The best way to resolve the battle between Napster and the RIAA is to create a program to make both sides happy. If both sides were getting paid, I’m sure both sides would be happy. Before the recording industry tries to destroy Napster, maybe they “should chip in and buy it” (Guterman 3). Destroying Napster would create one battle after another, and it would never end until the RIAA gave up. I think the RIAA should charge a monthly fee for downloads. I know a lot of people that would pay an amount of about twenty dollars for a month of downloads. “In a recent survey by Webnoise, the online research company, 58 percent of Napster users said they’d pay a monthly subscription fee for the service” (Segal A1). If most people will pay, why wouldn’t the RIAA want to try and make money off the new technology instead of destroying it? The new combined site could sell T-shirts, concert tickets, and more. There is no end to the amount of money they could make. The business sales would shoot through the roof because of the major increase of computer use. Every major sponsor would want to put its name on the site. The site could then have sponsors like Nike or Pepsi. The money the RIAA could make would be outrageous. Paying a monthly fee for music is the pathway of the future.
Ending Napster would only create one battle after another. It would never end until someone gives up. Guterman explains that Napster may end, but the knowledge it brought will never be stopped (2). If each side would help each other, they could come up with something great. The computer age is here, and it’s not going to end for a long time to come.

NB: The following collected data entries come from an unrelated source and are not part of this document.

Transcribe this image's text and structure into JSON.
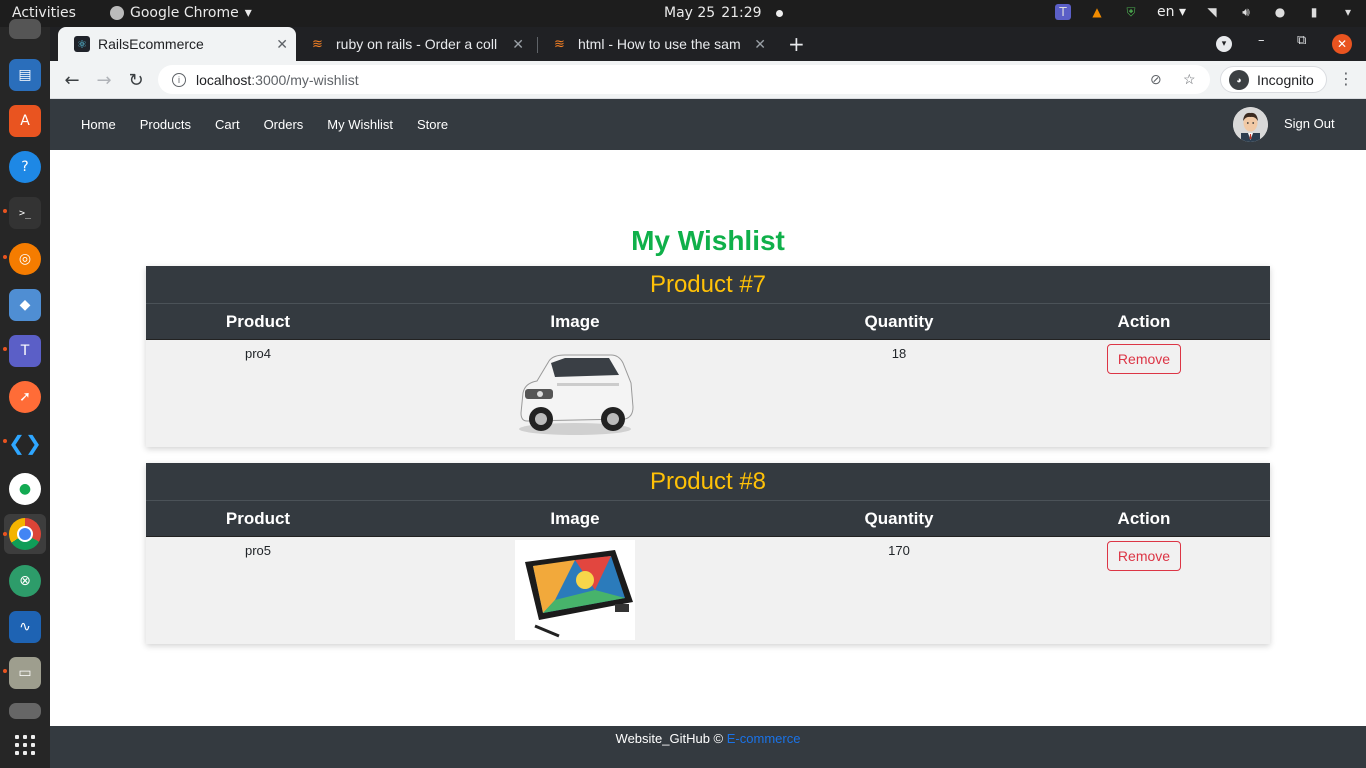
{
  "system": {
    "activities": "Activities",
    "app_menu": "Google Chrome",
    "date": "May 25",
    "time": "21:29",
    "language": "en"
  },
  "browser": {
    "tabs": [
      {
        "title": "RailsEcommerce",
        "active": true,
        "icon": "react-icon"
      },
      {
        "title": "ruby on rails - Order a coll",
        "active": false,
        "icon": "stackoverflow-icon"
      },
      {
        "title": "html - How to use the sam",
        "active": false,
        "icon": "stackoverflow-icon"
      }
    ],
    "url_host": "localhost",
    "url_path": ":3000/my-wishlist",
    "incognito_label": "Incognito"
  },
  "site": {
    "nav": [
      "Home",
      "Products",
      "Cart",
      "Orders",
      "My Wishlist",
      "Store"
    ],
    "sign_out": "Sign Out",
    "page_title": "My Wishlist",
    "columns": {
      "product": "Product",
      "image": "Image",
      "quantity": "Quantity",
      "action": "Action"
    },
    "items": [
      {
        "heading": "Product #7",
        "product": "pro4",
        "image": "white-suv-car",
        "quantity": "18",
        "action": "Remove"
      },
      {
        "heading": "Product #8",
        "product": "pro5",
        "image": "drawing-tablet",
        "quantity": "170",
        "action": "Remove"
      }
    ],
    "footer_text": "Website_GitHub ©",
    "footer_link": "E-commerce"
  },
  "colors": {
    "navbar": "#343a40",
    "title_green": "#0fb04a",
    "heading_yellow": "#ffc107",
    "remove_red": "#dc3545",
    "link_blue": "#1a73e8"
  }
}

Balint, Kathryn. “Copyrights Take a Licking on the Net Frontier.” San Diego Union-Tribune 8 Sep. 2000, ed. 1,2,7.:A-1.
“David Boies: The Wired Interview.” Wired. 8 Oct. 2000: 18 Oct. 2000 http://www.wired.com/wired/archives18.10/boies.html.
Guterman, Jimmy. “Why Labels Should Love Napster.” The Standard 24 July 2000: 23 Oct. 2000 http://www.thestandard.com/article/display/0,1151,16966,00.html.
Hartigan, Patti. “Napster Is Stirring Piracy Controversy.” Boston Globe 24 Mar. 2000, E1.
Huhn, Mary. “Music Biz: It’s War Web Sites Hit With Piracy Lawsuits.” New York Post 10 June 1997.
Mann, Charles C. “The Heavenly Jukebox.” The Atlantic Monthly Sep. 2000: 39-59.
“Napster Has History On It’s Side-Kind Of” U.S.News 9 Sep. 2000: 25 Oct. 2000 http://www.usnews.com/usnews/issue/000918/digital.b.html.
The New Copyright Law. Longwood, FL: Gary H. Becker, 1982, 1985, 1992.
Segal, David. “An Upside To Music Downloads Industry Smells Profit In Tunes Spread On Web.” Washington Post 22 June 2000, final ed.: A1.